6 agosto 2018


Caro Mr. Drape,

sono ancora viva. Ancora. Sento il sangue bruciare e il respiro tornare, lentamente, a muoversi: su e giù, su e giù, su… e giù. Sono passati due anni. 
Le donne di questo luogo mi prendono tra le braccia, stringono e tutto l’amore di madre che le anima colma il tempo mio andato. A loro mi do tutt'intera, indifesa e fragile. A loro concedo la speranza di giorni migliori. 

Forse è per questo che sempre torno alla scogliera, al suo silenzio grande, alla terra rossa. Guardo da una sponda lontana e ascolto cosa si prova a vivere con quello che di me è rimasto e quello che non c’era e ora è. 
L’esistenza è semplice, qui, un ritorno alle origini che non sono le mie, e di cui sono parte in qualche modo a me sconosciuto. 
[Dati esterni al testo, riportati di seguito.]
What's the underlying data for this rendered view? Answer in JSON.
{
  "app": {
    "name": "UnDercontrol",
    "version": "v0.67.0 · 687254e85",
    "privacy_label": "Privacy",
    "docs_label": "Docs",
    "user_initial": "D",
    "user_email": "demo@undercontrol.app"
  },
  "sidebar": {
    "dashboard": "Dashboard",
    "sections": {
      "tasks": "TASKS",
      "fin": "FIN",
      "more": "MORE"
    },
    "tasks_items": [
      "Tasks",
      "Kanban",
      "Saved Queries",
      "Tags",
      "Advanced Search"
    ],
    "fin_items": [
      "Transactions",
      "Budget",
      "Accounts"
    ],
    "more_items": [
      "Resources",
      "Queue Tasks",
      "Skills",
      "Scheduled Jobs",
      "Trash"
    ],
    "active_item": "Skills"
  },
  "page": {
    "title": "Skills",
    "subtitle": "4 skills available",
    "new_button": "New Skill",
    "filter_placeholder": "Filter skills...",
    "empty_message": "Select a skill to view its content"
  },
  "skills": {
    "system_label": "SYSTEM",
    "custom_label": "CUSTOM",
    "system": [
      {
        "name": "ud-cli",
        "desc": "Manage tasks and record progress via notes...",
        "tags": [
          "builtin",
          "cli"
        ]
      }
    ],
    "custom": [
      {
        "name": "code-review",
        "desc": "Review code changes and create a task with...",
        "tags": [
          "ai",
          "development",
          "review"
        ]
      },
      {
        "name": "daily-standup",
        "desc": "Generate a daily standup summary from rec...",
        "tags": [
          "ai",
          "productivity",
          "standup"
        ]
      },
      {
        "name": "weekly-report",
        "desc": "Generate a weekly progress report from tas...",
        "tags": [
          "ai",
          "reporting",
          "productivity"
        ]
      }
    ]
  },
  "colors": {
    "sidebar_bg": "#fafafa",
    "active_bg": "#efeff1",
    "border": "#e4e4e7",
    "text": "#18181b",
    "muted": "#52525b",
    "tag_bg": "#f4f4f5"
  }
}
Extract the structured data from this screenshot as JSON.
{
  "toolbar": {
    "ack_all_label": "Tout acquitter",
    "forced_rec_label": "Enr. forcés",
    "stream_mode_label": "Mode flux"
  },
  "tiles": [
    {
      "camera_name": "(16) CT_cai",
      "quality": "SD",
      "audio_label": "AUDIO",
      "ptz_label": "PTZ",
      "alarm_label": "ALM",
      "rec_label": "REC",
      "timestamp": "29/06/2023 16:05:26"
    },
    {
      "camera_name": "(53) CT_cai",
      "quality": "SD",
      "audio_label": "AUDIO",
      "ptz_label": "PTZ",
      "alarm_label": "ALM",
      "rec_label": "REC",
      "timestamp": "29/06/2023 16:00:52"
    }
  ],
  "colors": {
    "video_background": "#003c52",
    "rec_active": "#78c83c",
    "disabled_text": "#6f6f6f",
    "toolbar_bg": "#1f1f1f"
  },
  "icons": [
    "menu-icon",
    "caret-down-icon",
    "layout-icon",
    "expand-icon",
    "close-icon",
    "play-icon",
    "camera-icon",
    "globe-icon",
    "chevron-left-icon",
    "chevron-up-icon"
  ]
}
Le piacerebbe questo luogo, meine liebe, lo so, lo sento come se fossi accanto a me, ora, in questo momento, e lo dicessi tu stesso: perché assomiglia ai nostri. 
Sono passata dal lei al tu, sì. Perdo colpi nella struttura del testo, ma non lascio che le parole restino indietro. Le voglio tutte in prima linea. Esposte. Come un bacio. 
A volte ho paura di dimenticare la tua voce.

Sempre sua, P.

2 commenti:

  1. Quando c'è molto spazio può diventare troppo e ci si perde. Io dico che i modi e i percorsi dello scrivere in rete sono e devono restare liberi e personali, che il commentare non è indispensabile ma il leggere sì. Non sono poi molti i luoghi in cui si legge in rete, il tuo è uno di questi.